I'm confused why we need a model here when this is just standard Lucene search syntax supported by Twitter for years... is the issue that its owner doesn't realize this exists?

Not only that, but I can even link you directly [0] to it! No agent required, and I can even construct the link so it's sorted by most recent first...

[0] https://x.com/search?q=from%3Aelonmusk%20(Israel%20OR%20Pale...

  • Elon's tweets are not much interesting in this context.

    The interesting part is that grok uses Elon's tweets as the source of truth for its opinions, and the prompt shows that

    • It’s possible that Grok’s developers got tired of listening to Elon complain all the time, “Why does Grok have the wrong opinion about this?”’and “Why does Grok have the wrong opinion about that?” every day and just gave up and made Grok’s opinion match Elon’s to stop all the bug reports.

  • The user did not ask for Musk's opinion. But the model issued that search query (yes, using the standard Twitter search syntax) to inform its response anyway.

  • The user asked Grok “what do you think about the conflict”, Grok “decided” to search twitter for what is Elon’s public opinion is presumably to take it into account.

    I’m guessing the accusation is that it’s either prompted, or otherwise trained by xAI to, uh…, handle the particular CEO/product they have.
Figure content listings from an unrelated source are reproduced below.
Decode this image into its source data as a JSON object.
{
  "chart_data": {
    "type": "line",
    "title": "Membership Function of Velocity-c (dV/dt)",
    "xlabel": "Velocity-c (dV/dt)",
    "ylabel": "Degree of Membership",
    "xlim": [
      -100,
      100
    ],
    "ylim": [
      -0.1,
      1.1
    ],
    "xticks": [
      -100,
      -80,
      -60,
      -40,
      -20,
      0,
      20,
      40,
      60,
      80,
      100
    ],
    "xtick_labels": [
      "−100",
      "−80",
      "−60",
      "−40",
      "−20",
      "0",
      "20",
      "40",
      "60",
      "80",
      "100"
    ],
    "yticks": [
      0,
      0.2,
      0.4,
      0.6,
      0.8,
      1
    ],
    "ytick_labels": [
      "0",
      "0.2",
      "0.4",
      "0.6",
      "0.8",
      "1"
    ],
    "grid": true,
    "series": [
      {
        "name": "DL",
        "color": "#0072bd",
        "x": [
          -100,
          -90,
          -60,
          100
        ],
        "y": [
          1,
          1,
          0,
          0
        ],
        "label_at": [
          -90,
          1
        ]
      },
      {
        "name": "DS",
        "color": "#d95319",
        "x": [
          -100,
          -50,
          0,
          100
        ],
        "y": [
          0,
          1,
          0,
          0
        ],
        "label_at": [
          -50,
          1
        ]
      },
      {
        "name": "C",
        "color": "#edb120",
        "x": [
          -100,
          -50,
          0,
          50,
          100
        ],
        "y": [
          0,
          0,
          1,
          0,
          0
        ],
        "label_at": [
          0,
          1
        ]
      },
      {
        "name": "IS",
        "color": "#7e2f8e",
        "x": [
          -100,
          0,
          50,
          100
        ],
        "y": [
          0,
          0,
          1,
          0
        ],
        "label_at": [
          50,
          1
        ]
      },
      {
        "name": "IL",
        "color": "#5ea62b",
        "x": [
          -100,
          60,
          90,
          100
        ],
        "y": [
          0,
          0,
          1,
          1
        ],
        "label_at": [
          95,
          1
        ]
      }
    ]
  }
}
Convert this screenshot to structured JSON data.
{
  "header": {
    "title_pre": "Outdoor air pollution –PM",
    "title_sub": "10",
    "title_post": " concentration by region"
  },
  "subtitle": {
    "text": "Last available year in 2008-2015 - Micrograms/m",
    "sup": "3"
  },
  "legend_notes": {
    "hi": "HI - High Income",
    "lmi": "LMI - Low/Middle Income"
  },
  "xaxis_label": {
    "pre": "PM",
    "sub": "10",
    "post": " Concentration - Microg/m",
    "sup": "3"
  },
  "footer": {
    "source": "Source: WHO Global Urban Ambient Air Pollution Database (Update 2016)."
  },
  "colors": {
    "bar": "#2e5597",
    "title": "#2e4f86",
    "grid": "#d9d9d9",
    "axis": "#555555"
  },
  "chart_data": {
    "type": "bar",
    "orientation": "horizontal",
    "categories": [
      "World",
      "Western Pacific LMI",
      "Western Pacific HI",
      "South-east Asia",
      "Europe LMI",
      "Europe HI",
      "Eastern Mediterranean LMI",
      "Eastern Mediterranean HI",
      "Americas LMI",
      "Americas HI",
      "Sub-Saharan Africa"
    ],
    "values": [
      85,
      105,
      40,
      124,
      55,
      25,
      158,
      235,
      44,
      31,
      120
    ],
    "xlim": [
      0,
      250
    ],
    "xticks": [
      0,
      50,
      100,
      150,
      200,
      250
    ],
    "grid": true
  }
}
  • Others have explained the confusion, but I'd like to add some technical details:

    LLMs are what we used to call txt2txt models. The output strings which are interpreted by the code running the model to take actions like re-prompting the model with more text, or in this case, searching Twitter (to provide text to prompt the model with). We call this "RAG" or "retrieval augmented generation", and if you were around for old-timey symbolic AI, it's kind of like a really hacky mesh of neural 'AI' and symbolic AI.

    The important thing is that user-provided prompt is usually prepended and/or appended with extra prompts. In this case, it seems it has extra instructions to search for Musk's opinion.